Home / indonesia / Gejala Hidrosefalus pada Bayi

Gejala Hidrosefalus pada Bayi

Hidrosefalus atau kerap dikenal dengan nama pembesaran kepala sebab kelebihan cairan pada rongga otak, dialami hampir 1 dari 500 anak. Penyakit tersebut dapat dideteksi mulai bayi masih dalam kandungan.

Biasanya, cairan pada otak tersebut memiliki fungsi sebagai bantalan otak. Saat volumenya berlebihan, maka bakaln menekan otak serta dapat menyebabkan rusaknya otak dan juga gangguan mental maupun fisik.

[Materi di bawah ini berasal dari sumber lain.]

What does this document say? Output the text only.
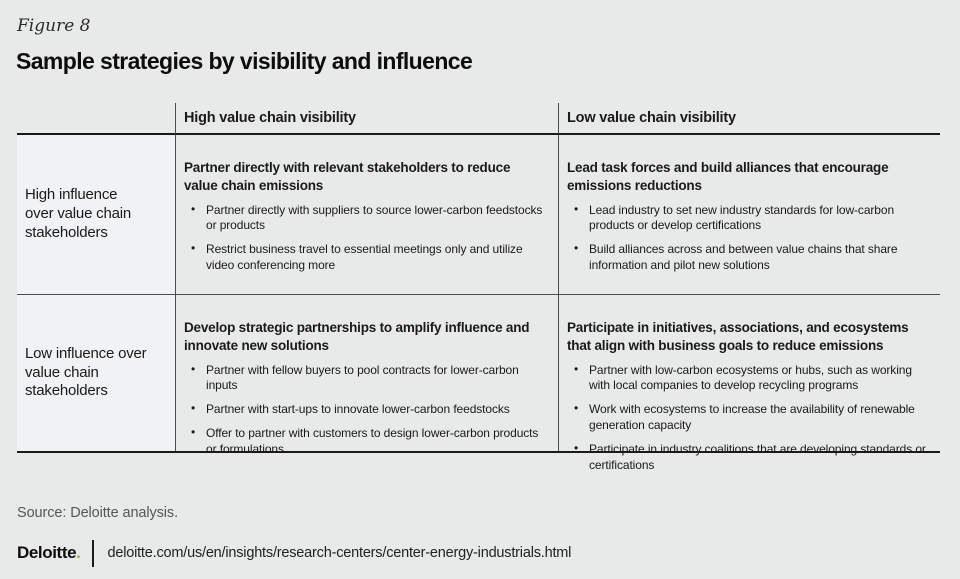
Figure 8
Sample strategies by visibility and influence
High value chain visibility	Low value chain visibility
High influence over value chain stakeholders
Partner directly with relevant stakeholders to reduce value chain emissions
• Partner directly with suppliers to source lower-carbon feedstocks or products
• Restrict business travel to essential meetings only and utilize video conferencing more
Lead task forces and build alliances that encourage emissions reductions
• Lead industry to set new industry standards for low-carbon products or develop certifications
• Build alliances across and between value chains that share information and pilot new solutions
Low influence over value chain stakeholders
Develop strategic partnerships to amplify influence and innovate new solutions
• Partner with fellow buyers to pool contracts for lower-carbon inputs
• Partner with start-ups to innovate lower-carbon feedstocks
• Offer to partner with customers to design lower-carbon products or formulations
Participate in initiatives, associations, and ecosystems that align with business goals to reduce emissions
• Partner with low-carbon ecosystems or hubs, such as working with local companies to develop recycling programs
• Work with ecosystems to increase the availability of renewable generation capacity
• Participate in industry coalitions that are developing standards or certifications
Source: Deloitte analysis.
Deloitte. deloitte.com/us/en/insights/research-centers/center-energy-industrials.html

Penyebab timbulnya hidrosefalus pada bayi belum diketahui secara jelas, namun secara umum bisa dikarenakan oleh cacat genetik, perdarahan pada janin sebelum kelahiran, infeksi yang dialami ibu misalnya toksoplasma maupun sifilis, ataupun cacat lahir misalnya spina bifida.

Pada bayi, hidrosefalus dapat terdeteksi melalui pemeriksaan USG ketika bayi yang berumur kira – kira 6-7 bulan melalui cara mengukur lingkar kepala janin. Makin cepat keadaan ini ditemukan serta diobati, efek kerusakan dalam waktu yang panjang dapat dicegah.